Financial Conduct Authority (FCA)


    What is the Financial Conduct Authority?

    The Financial Conduct Authority (FCA) is responsible for the regulation of the financial markets and the infrastructure that supports those markets in the UK. This includes both online retail trading, as well as institutional trading.

    The FCA will also have responsibility for the prudential regulation of other sectors across the financial services industry that do not fall under the PRA’s scope (deposit takers, insurers and significant investment firms).

    FCA powers

    The FCA’s significant powers include the power to regulate conduct related to the marketing of financial products. It is able to specify minimum standards and to place requirements on products.
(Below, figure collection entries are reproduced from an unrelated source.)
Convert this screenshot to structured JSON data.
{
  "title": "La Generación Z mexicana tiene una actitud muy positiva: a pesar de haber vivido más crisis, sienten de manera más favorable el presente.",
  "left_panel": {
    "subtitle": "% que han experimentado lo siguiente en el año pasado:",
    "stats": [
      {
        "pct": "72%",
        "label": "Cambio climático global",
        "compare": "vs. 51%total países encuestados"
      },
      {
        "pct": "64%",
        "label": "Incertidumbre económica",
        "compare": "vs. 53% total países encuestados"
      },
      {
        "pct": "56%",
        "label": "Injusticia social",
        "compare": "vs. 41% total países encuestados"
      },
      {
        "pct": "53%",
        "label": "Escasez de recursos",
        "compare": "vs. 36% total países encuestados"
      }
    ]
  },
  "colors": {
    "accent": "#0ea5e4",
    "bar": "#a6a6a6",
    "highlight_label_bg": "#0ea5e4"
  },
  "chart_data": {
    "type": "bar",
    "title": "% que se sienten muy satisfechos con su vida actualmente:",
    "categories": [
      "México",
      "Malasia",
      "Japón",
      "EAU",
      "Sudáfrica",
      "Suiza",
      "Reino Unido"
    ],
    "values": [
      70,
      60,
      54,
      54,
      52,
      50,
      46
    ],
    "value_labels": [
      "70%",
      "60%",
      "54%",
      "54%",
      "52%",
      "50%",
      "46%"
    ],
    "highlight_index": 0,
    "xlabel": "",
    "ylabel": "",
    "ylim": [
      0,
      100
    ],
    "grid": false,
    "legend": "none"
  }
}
    In addition, the FCA is able to monitor products and other issues to ensure firms play fair and don’t compromise consumer interests; it will have the power to instruct firms to immediately retract or modify promotions which it finds to be misleading, and to publish such decisions.

    As of 1 April 2013, the Financial Conduct Authority, along with the Prudential Regulation Authority (PRA), took the place of the Financial Services Authority (FSA), which previously regulated the entire financial industry in the UK.

    The FCA differs from the Prudential Regulation Authority in that the PRA is part of the Bank of England and will oversee the stability of financial services firms, while the FCA will oversee financial penalties.